Dean shrugs. “She’s hot.”

“It’s stupid,” Sam says. “You have to hit a guy way harder than that with the stake for him to dust.”

(If you don’t, the vampire will be at your sixteen year old brother’s throat, drooling and trying to tear his neck out while you scream like a girl.)

Sam grabs the remote and turns the tv off.

It’s stupid to be angry, he realizes that. No one really knows how to kill vampires. No one in the world. Just him and Dean.

They drive south, to a town infested with Succubi. The car windows are down, and some metal song blasts from the speakers. Dean nods his head in time to the so-called beat, his bottom lip caught between his teeth.

Sam starts to sing along.

“Dude,” Dean says, and Sam can hear his smile, “how the hell do you know the lyrics to this?”

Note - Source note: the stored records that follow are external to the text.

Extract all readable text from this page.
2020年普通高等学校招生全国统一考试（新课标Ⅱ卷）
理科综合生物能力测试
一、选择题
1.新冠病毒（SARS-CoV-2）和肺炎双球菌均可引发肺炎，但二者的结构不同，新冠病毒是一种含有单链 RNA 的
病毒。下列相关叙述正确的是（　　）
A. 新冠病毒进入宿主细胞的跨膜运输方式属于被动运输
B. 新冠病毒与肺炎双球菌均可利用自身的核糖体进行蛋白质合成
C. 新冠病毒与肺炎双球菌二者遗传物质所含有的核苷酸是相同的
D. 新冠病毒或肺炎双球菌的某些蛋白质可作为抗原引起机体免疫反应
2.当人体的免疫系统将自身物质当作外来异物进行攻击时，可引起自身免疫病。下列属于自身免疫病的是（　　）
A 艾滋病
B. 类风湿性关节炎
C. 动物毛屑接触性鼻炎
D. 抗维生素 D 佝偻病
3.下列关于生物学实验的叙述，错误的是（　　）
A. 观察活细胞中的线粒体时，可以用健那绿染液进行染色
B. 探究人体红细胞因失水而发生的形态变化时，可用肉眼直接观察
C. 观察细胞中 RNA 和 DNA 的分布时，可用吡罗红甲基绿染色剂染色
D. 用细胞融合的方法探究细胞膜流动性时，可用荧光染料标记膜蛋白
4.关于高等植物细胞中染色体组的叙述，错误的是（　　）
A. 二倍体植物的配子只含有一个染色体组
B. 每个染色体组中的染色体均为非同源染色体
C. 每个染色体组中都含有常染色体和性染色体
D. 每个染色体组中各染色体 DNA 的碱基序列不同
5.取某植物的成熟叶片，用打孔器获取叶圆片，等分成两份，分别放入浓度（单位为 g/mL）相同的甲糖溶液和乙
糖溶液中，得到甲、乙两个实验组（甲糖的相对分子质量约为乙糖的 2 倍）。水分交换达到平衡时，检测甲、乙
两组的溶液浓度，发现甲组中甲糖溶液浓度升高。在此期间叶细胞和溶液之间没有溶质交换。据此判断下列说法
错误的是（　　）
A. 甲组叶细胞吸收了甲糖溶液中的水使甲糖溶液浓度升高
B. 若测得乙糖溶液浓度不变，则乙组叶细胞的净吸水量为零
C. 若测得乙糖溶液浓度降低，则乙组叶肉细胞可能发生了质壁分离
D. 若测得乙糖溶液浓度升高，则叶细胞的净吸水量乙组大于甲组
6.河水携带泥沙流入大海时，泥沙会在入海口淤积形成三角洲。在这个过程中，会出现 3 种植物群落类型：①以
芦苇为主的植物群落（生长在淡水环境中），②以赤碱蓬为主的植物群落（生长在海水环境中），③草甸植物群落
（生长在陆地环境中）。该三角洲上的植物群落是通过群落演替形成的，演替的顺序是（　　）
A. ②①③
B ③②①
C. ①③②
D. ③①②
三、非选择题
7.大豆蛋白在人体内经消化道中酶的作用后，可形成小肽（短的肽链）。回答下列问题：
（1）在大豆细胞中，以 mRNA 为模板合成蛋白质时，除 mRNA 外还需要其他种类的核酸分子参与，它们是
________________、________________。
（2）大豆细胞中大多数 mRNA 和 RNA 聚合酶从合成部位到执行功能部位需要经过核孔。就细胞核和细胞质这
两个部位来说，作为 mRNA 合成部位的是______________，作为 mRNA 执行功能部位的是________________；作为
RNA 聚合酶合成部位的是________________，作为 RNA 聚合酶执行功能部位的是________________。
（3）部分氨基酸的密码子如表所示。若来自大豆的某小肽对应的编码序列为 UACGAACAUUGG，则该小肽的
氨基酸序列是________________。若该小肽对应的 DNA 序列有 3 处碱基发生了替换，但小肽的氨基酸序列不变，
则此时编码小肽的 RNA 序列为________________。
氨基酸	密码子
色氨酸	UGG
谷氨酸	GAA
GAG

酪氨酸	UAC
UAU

Sam wants to say: because they stopped making shit music like this when I was in elementary school, and you play it twenty hours a day, so there’s really only a finite amount of lyrics to learn.

“Some things just creep inside you,” he says instead, “and they stay there whether you want them to or not.”

And Sam knows that Dean must be looking at him funny, but he can’t see his brother’s face, because everything around them is dark.